When I reread all of that, I have to ask: Why would anyone want to read this book? Especially given that it implies a commitment to read four, very long books.
So here’s an answer. Mars-Jones, as he constructs John’s story, also constructs a picture of the times, in the same way that John Updike did with his Rabbit foursome in the U.S. and A.S. Byatt did with her U.K. tetralogy some decades previous to this. The best parts of both of Mars-Jones first two volumes are not in the central story (although I like that well enough) but in his digressions from the story line. Even the parts set in India (which were the least interesting for me) contain the kind of icy observations that make the reading worthwhile.

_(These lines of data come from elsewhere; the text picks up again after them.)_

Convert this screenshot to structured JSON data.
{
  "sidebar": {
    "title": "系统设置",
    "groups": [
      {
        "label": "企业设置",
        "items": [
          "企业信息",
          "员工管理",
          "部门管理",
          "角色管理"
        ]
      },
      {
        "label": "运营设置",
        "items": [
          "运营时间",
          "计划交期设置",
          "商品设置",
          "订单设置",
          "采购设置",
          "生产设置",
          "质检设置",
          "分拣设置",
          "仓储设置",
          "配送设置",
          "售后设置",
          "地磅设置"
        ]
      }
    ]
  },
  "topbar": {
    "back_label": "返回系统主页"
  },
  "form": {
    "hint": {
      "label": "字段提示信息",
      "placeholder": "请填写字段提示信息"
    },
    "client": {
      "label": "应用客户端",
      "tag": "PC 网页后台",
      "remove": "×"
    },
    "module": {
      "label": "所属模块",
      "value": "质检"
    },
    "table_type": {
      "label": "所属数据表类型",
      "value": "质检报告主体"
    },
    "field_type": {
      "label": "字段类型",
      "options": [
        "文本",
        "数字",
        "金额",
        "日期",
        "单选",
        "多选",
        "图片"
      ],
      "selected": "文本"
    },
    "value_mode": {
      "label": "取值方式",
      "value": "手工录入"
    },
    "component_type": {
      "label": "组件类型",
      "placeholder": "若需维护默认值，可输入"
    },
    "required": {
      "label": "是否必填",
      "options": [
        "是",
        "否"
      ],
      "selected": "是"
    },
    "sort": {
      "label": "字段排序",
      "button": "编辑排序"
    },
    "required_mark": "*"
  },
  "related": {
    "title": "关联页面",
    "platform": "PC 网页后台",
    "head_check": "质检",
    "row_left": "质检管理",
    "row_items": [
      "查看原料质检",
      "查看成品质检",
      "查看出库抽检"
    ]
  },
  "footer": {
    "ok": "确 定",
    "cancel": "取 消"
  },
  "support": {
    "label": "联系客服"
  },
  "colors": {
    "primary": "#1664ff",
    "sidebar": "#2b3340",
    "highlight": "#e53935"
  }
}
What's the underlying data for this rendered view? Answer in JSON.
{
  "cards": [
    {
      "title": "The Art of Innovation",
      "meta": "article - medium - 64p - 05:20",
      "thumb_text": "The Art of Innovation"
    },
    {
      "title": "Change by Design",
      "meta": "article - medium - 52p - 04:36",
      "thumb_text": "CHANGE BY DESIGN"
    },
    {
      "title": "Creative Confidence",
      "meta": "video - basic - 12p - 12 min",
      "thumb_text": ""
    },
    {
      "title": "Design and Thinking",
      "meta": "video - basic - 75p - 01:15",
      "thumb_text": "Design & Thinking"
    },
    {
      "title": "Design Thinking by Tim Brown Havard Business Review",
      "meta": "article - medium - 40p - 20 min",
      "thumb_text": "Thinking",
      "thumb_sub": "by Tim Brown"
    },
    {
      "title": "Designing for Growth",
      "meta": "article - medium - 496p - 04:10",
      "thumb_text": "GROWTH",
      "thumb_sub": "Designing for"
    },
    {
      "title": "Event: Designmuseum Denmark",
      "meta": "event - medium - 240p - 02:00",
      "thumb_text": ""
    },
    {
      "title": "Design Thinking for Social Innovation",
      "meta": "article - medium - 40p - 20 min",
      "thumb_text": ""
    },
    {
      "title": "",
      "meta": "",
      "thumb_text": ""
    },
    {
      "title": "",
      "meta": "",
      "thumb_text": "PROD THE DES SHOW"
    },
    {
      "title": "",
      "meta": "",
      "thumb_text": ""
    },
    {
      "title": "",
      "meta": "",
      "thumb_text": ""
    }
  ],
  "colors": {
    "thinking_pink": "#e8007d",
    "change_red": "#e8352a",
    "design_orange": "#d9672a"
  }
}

Do you want to read this book? Well, if you are interested, you need to go back to Pilcrow and start there — the projected four volumes will need to be read in order. Should you undertake that project? I can only say that I am glad that I am enrolled and on my way — but I have a lot of time available for reading. You might want to wait until volumes three and four come out before making up your mind. Then again, why not join the voyage in progress?